La villa Spisani-Pepoli, indicata anche con la denominazione di “Pavanelli-Spisani” o “Villa Federica”, è ubicata in via Gioacchino Pepoli, nella località di Stellata. Le fonti riportano informazioni riguardo le vicissitudini dell’immenso feudo estense della Stellata il quale passò in dote alla famiglia Contrari. Fu, infatti, Ercole I Contrari ad edificare il nucleo più antico della villa. Successivamente si ha notizia che tale Ercolino Contrari morì in Ferrara nel 1575 e il Duca Alfonso II d’Este ereditò quasi tutte le sue terre, la restante parte venne ereditata da Laura Contrari moglie del conte Licinio Pepoli. Da questo momento la famiglia Pepoli gestirà le proprietà situate nel borgo, insieme alla villa, operando numerosi interventi tra cui uno di generale trasformazione del borgo ricordato da una lapide della torre campanaria in p.zza Pepoli, attestato all’anno 1655. In tempi più recenti seguì ai Pepoli la famiglia Gaddi e infine i Pavanelli Spisani. La villa Spisani-Pepoli conserva ancora quel valore rurale rappresentato dai rapporti tra l’edificio padronale, la campagna di proprietà, con i suoi canali, il viale alberato di accesso e le terre coltivate, e le diverse pertinenze funzionali alla gestione della proprietà, che in passato era proprio dell’antico borgo della Stellata, interamente posseduto dai Contrari.
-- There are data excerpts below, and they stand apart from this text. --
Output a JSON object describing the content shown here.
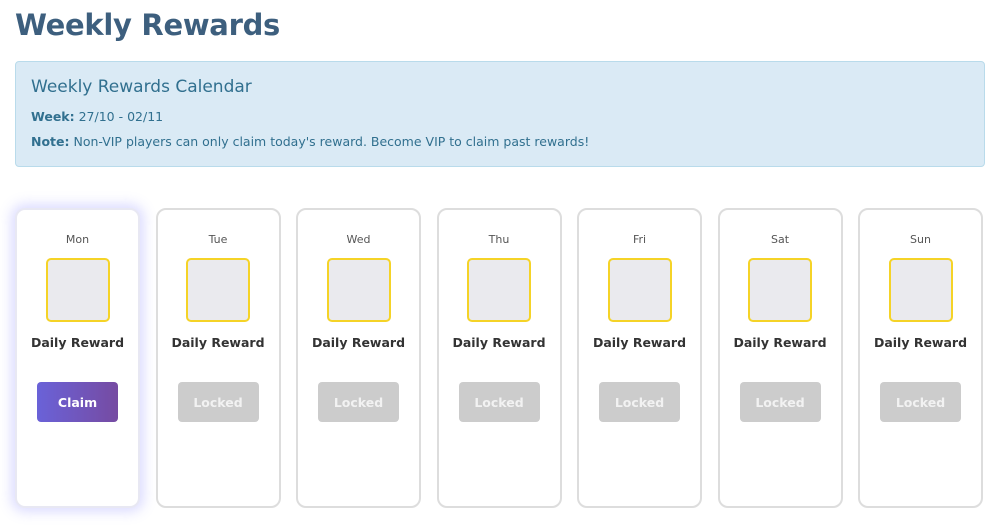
{
  "page": {
    "title": "Weekly Rewards"
  },
  "info": {
    "title": "Weekly Rewards Calendar",
    "week_label": "Week:",
    "week_value": "27/10 - 02/11",
    "note_label": "Note:",
    "note_value": "Non-VIP players can only claim today's reward. Become VIP to claim past rewards!"
  },
  "days": [
    {
      "day": "Mon",
      "reward": "Daily Reward",
      "button": "Claim",
      "state": "claim"
    },
    {
      "day": "Tue",
      "reward": "Daily Reward",
      "button": "Locked",
      "state": "locked"
    },
    {
      "day": "Wed",
      "reward": "Daily Reward",
      "button": "Locked",
      "state": "locked"
    },
    {
      "day": "Thu",
      "reward": "Daily Reward",
      "button": "Locked",
      "state": "locked"
    },
    {
      "day": "Fri",
      "reward": "Daily Reward",
      "button": "Locked",
      "state": "locked"
    },
    {
      "day": "Sat",
      "reward": "Daily Reward",
      "button": "Locked",
      "state": "locked"
    },
    {
      "day": "Sun",
      "reward": "Daily Reward",
      "button": "Locked",
      "state": "locked"
    }
  ],
  "colors": {
    "title": "#3d5f7e",
    "info_bg": "#daeaf5",
    "info_text": "#31708f",
    "reward_border": "#f5d327",
    "claim_gradient_start": "#6a62d8",
    "claim_gradient_end": "#764ba2",
    "locked": "#cccccc"
  }
}
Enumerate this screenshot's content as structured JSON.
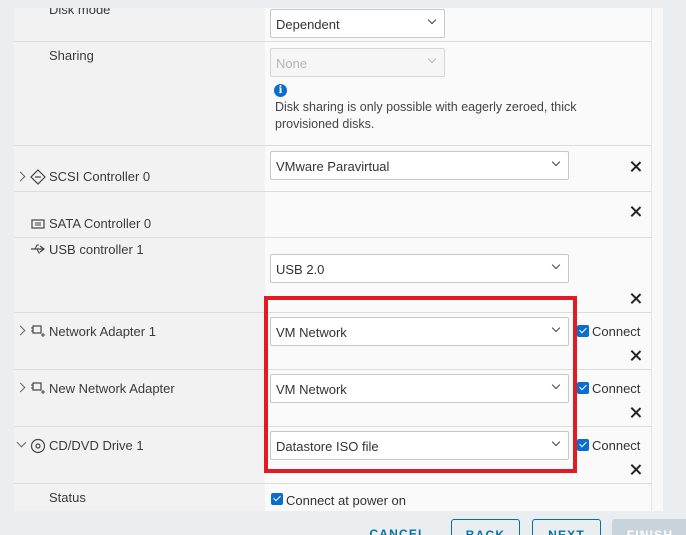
{
  "rows": {
    "disk_mode": {
      "label": "Disk mode",
      "value": "Dependent"
    },
    "sharing": {
      "label": "Sharing",
      "value": "None",
      "info_icon": "i",
      "note": "Disk sharing is only possible with eagerly zeroed, thick provisioned disks."
    },
    "scsi": {
      "label": "SCSI Controller 0",
      "value": "VMware Paravirtual"
    },
    "sata": {
      "label": "SATA Controller 0"
    },
    "usb": {
      "label": "USB controller 1",
      "value": "USB 2.0"
    },
    "net1": {
      "label": "Network Adapter 1",
      "value": "VM Network",
      "connect_label": "Connect",
      "connected": true
    },
    "net_new": {
      "label": "New Network Adapter",
      "value": "VM Network",
      "connect_label": "Connect",
      "connected": true
    },
    "cddvd": {
      "label": "CD/DVD Drive 1",
      "value": "Datastore ISO file",
      "connect_label": "Connect",
      "connected": true
    },
    "status": {
      "label": "Status",
      "checkbox_label": "Connect at power on",
      "checked": true
    }
  },
  "footer": {
    "cancel": "CANCEL",
    "back": "BACK",
    "next": "NEXT",
    "finish": "FINISH"
  },
  "colors": {
    "highlight": "#e01b24",
    "accent": "#0a6ed1",
    "link": "#0072a3"
  }
}
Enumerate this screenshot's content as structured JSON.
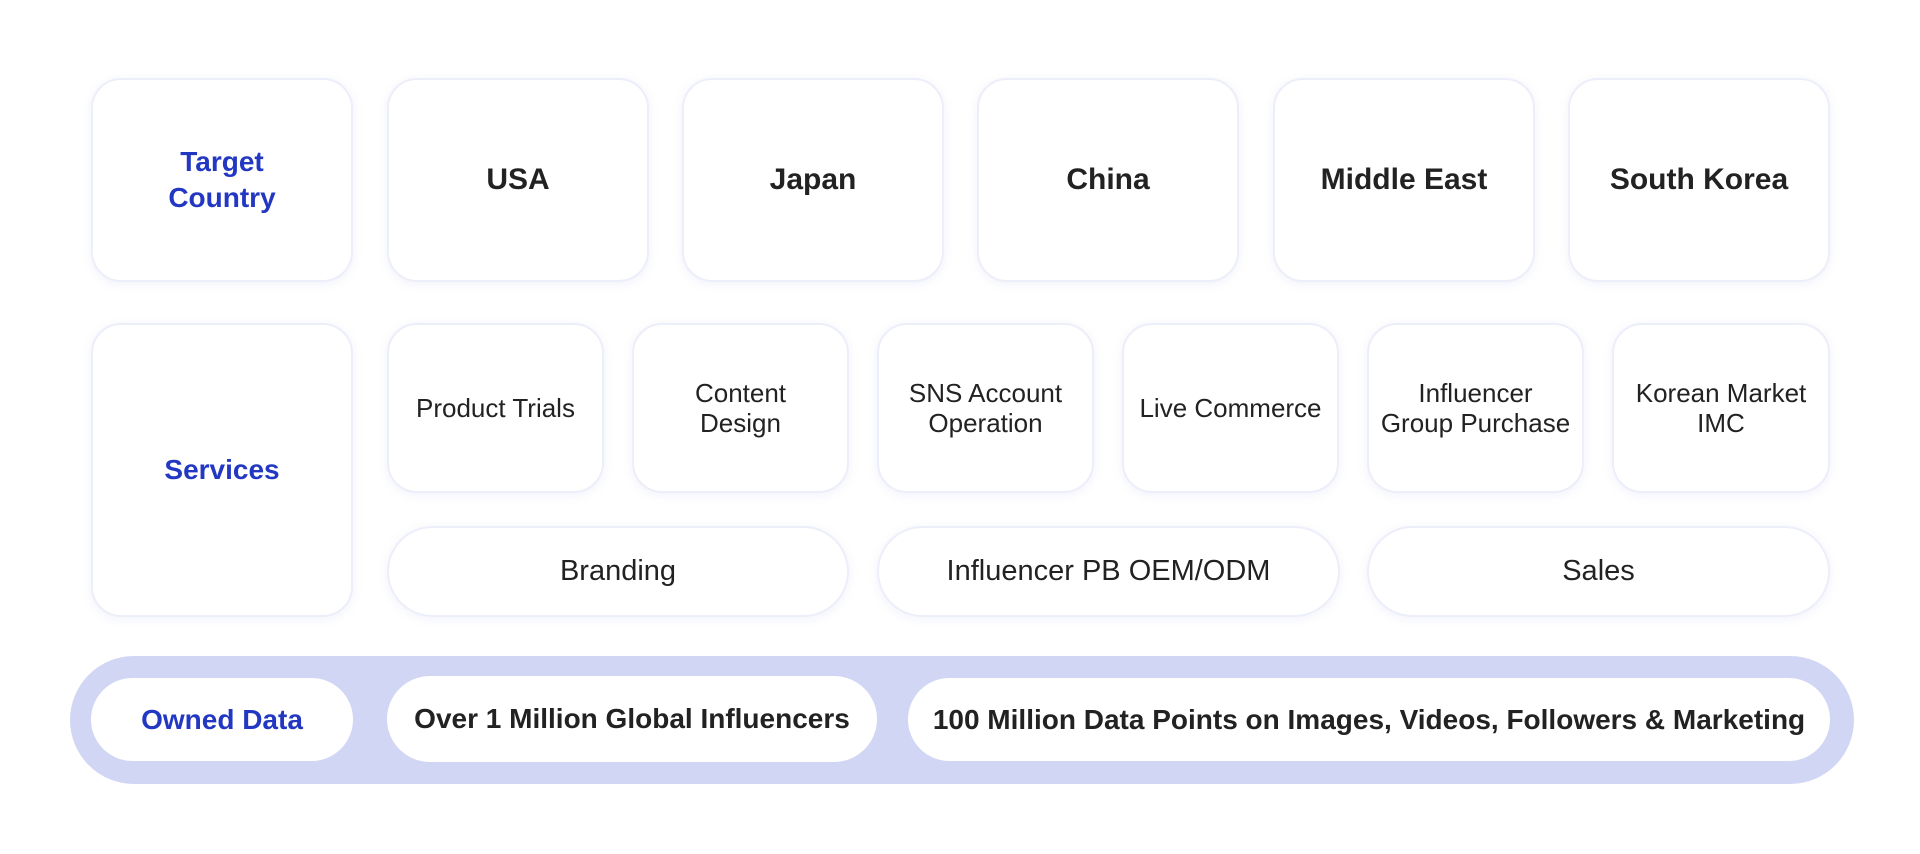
{
  "target_country": {
    "label_line1": "Target",
    "label_line2": "Country",
    "countries": [
      "USA",
      "Japan",
      "China",
      "Middle East",
      "South Korea"
    ]
  },
  "services": {
    "label": "Services",
    "items": [
      {
        "line1": "Product Trials",
        "line2": ""
      },
      {
        "line1": "Content",
        "line2": "Design"
      },
      {
        "line1": "SNS Account",
        "line2": "Operation"
      },
      {
        "line1": "Live Commerce",
        "line2": ""
      },
      {
        "line1": "Influencer",
        "line2": "Group Purchase"
      },
      {
        "line1": "Korean Market",
        "line2": "IMC"
      }
    ],
    "wide_items": [
      "Branding",
      "Influencer PB OEM/ODM",
      "Sales"
    ]
  },
  "owned_data": {
    "label": "Owned Data",
    "items": [
      "Over 1 Million Global Influencers",
      "100 Million Data Points on Images, Videos, Followers & Marketing"
    ]
  },
  "colors": {
    "accent_blue": "#2338c2",
    "band_lavender": "#d1d6f4",
    "card_border": "#eceefa"
  }
}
Il complesso edilizio comprende una serie di edifici dislocati in un ampio spazio a giardino e cortile: la villa padronale, con gli edifici porticati sul fronte urbano conclusi dalla torretta dell’orologio, la torre e, più distanziati, la casa del fattore e il magazzino del sale.
Quest’ultimo, risalente al XVI secolo, si presenta con semplice e ampia forma a capanna, caratterizzata da imponenti muri perimetrali in mattoni a vista, scanditi da finestre regolari e da uno sporgente cornicione a semplici modanature rette. All’interno si conservano gli snelli pilastri in mattoni, alcuni piani moderni in acciaio e voltine di mattoni, mentre il resto dei livelli e il coperto sono crollati nel tempo. Sulla facciata esterna si riconosce una sorta di lastra in pietra sagomata in tre quadranti, diversamente sporgenti, che viene nella tradizione orale legata alla famiglia dei Contrari.
Attualmente solo il magazzino risulta in stato di abbandono.